Your browser (Internet Explorer 7 or lower) is out of date. It has known security flaws and may not display all features of this and other websites. Learn how to update your browser.

X

Limited Şirket Ortaklarının Vergi Sorumluluğu – Av. Duygu TURGUT

Giriş

Türk Ticaret Kanunu uyarınca limited şirket ortakları şirket borçlarından sorumlu olmayıp sadece taahhüt ettikleri esas sermaye paylarını ödemekle ve şirket sözleşmesinde öngörülen ek ödeme ve yan edim yükümlülüklerini yerine getirmekle yükümlüdür. Bunun istisnasını ise vergi borçlarını da kapsayan kamu alacaklarından sorumluluk oluşturur. 6183 sayılı Amme Alacaklarının Tahsil Usulü Hakkında Kanun’un (“Amme Alacakları Kanunu”) 35. maddesi uyarınca limited şirket ortakları, şirketten tamamen veya kısmen tahsil edilemeyen veya tahsil edilemeyeceği anlaşılan kamu alacağından sermaye hisseleri oranında doğrudan doğruya sorumludur ve bu kanun gereğince takibe tabi tutulurlar.
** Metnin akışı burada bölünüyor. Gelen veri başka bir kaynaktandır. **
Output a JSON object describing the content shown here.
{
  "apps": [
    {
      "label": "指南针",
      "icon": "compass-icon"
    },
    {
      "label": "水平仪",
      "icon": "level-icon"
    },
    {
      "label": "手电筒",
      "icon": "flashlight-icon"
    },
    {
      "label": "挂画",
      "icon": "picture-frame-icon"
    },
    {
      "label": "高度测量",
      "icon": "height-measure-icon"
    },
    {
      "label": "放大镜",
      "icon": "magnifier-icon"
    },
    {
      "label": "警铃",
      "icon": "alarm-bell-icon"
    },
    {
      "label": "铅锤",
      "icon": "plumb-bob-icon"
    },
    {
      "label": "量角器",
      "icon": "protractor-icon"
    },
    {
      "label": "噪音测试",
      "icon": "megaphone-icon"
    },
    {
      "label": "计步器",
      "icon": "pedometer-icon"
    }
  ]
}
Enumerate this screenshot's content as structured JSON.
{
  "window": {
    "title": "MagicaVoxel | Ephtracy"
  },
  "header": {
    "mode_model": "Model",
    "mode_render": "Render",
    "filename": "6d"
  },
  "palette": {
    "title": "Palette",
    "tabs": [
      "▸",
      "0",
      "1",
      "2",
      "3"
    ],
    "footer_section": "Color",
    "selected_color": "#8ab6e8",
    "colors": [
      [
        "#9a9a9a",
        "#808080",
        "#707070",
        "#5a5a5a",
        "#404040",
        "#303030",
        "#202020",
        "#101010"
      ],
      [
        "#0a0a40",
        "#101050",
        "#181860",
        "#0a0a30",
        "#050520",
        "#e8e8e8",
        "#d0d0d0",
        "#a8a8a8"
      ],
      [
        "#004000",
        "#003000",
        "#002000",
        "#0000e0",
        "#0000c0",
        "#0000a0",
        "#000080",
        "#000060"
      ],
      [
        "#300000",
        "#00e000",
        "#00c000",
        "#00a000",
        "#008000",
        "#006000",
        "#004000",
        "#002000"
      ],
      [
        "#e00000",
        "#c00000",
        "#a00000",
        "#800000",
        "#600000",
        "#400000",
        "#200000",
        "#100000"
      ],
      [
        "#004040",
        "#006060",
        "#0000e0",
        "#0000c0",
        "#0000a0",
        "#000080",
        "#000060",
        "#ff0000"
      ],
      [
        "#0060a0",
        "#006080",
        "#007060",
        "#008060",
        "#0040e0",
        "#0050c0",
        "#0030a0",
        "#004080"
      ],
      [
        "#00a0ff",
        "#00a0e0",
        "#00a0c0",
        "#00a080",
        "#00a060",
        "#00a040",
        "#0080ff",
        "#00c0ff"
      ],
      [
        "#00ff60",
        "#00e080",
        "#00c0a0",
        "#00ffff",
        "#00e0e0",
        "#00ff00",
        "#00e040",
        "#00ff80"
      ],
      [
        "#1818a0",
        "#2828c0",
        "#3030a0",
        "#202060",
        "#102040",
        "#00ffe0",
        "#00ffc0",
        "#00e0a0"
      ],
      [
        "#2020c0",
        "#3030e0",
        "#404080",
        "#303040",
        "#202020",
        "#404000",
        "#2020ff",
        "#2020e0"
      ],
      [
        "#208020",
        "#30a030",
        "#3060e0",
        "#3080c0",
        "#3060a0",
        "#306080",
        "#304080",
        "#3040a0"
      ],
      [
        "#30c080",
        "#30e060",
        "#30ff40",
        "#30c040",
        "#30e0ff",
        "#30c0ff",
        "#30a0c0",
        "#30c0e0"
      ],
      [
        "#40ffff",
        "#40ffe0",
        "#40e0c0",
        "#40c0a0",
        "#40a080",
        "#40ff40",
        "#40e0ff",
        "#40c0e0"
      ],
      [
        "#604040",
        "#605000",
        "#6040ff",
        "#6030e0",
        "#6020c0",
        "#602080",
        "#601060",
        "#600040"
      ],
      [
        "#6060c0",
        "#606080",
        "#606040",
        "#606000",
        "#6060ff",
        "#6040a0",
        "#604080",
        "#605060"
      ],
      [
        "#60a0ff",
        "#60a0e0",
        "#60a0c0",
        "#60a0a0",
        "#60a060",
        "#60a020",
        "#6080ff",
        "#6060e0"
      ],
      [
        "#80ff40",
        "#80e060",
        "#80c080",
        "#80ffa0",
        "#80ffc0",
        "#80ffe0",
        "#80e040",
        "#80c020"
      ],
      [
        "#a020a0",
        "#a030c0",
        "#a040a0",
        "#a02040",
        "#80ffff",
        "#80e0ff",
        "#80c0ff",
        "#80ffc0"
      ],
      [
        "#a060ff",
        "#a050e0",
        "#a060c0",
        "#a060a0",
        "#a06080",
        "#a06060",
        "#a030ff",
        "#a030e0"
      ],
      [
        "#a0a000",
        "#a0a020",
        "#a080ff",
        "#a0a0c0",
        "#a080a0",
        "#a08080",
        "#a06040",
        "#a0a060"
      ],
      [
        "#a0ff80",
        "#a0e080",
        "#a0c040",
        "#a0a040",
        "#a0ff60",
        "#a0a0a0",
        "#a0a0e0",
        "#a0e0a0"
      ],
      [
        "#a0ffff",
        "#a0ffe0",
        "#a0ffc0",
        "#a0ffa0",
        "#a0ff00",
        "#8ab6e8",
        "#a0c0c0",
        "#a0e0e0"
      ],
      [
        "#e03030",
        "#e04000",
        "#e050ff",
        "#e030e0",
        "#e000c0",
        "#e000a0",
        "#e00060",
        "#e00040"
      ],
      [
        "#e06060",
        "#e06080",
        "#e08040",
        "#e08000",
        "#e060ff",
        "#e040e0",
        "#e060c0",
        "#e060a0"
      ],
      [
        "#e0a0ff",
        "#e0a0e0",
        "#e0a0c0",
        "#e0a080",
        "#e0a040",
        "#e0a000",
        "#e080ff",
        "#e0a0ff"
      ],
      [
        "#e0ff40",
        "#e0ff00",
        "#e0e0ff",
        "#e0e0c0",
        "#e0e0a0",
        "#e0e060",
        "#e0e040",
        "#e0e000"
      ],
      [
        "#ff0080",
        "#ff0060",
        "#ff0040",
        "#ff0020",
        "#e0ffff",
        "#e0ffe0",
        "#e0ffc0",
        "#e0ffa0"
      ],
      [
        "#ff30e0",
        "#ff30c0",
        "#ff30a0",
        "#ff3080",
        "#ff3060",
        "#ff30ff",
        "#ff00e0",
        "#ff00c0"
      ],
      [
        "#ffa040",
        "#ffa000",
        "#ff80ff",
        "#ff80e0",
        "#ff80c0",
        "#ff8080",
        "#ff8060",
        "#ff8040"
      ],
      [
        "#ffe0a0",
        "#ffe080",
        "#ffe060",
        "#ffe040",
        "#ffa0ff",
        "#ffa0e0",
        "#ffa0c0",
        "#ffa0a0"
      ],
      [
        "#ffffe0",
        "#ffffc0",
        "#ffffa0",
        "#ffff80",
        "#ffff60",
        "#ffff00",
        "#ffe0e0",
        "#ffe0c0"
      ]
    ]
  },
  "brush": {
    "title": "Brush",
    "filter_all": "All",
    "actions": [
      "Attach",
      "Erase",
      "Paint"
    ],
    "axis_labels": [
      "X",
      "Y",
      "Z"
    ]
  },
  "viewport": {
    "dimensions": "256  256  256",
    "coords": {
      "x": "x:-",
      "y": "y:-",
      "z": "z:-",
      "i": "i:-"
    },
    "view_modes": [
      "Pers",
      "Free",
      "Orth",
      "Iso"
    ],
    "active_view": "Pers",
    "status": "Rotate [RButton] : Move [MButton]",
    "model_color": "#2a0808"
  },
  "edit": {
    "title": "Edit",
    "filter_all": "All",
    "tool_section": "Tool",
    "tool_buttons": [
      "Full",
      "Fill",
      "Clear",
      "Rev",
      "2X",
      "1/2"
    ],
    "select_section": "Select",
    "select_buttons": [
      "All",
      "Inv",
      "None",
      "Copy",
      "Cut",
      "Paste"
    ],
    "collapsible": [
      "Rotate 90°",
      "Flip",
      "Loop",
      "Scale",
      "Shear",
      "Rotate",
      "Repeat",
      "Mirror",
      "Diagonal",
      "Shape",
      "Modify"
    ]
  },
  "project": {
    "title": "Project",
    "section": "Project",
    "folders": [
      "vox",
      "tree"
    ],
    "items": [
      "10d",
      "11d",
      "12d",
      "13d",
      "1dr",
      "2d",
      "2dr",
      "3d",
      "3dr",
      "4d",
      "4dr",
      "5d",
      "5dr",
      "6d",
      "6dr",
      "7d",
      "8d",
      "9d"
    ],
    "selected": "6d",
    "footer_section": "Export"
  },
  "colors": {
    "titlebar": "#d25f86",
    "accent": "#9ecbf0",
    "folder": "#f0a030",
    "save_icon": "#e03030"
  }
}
213 sayılı Vergi Usulü Kanunu (“Vergi Usulü Kanunu”) madde 10 ise kamu alacağı niteliğinde vergi borçları bakımından kanuni temsilcinin sorumluluğunu düzenlemektedir. Bu hüküm uyarınca tüzel kişi mükelleflere düşen ödevlerin bunların kanuni temsilcileri tarafından yerine getirilmemesi nedeniyle mükelleften alınamayan vergiler, ödevlerini yerine getirmeyen kanuni temsilcilerin varlıklarından tahsil edilir.

Limited şirketin ödenmemiş vergi borçları bakımından birincil sorumluluk şirket tüzel kişiliğine aittir. Şirketten tahsil olanağı olmaması veya tahsil edilemeyeceğinin anlaşılması durumunda ise kanuni temsilcilere veya ortaklara başvurulabilmektedir. Bu konuya ilişkin literatürdeki önemli tartışmalardan biri şirketten tahsil edilemeyen veya tahsil edilemeyeceği anlaşılan kamu alacakları bakımından kanuni temsilciye başvurmaya gerek olmaksızın limited şirket ortağının sorumluluğuna gidilip gidilemeyeceğidir. Danıştay İçtihadı Birleştirme Kurulu (“Kurul”), 2018 yılında kanuni temsilcinin takibine başvurmadan da limited şirket ortağının takip edilebileceği yönünde karar vermişse de[1] bu konu tartışılmaya devam etmektedir.

1. Kanuni Temsilcinin Sorumluluğu

Amme Alacakları Kanunu’nun mükerrer 35. maddesi, tüzel kişilerin mal varlığından kısmen veya tamamen tahsil edilemeyen veya tahsil edilemeyeceği anlaşılan kamu alacaklarının limited şirkette kanuni temsilci olan müdürlerin şahsi mal varlıklarından tahsil edileceğini düzenler. Kanuni temsilciler bu hüküm gereğince ödedikleri tutarlar bakımından asıl kamu borçlusuna, yani şirkete rücu edebilirler.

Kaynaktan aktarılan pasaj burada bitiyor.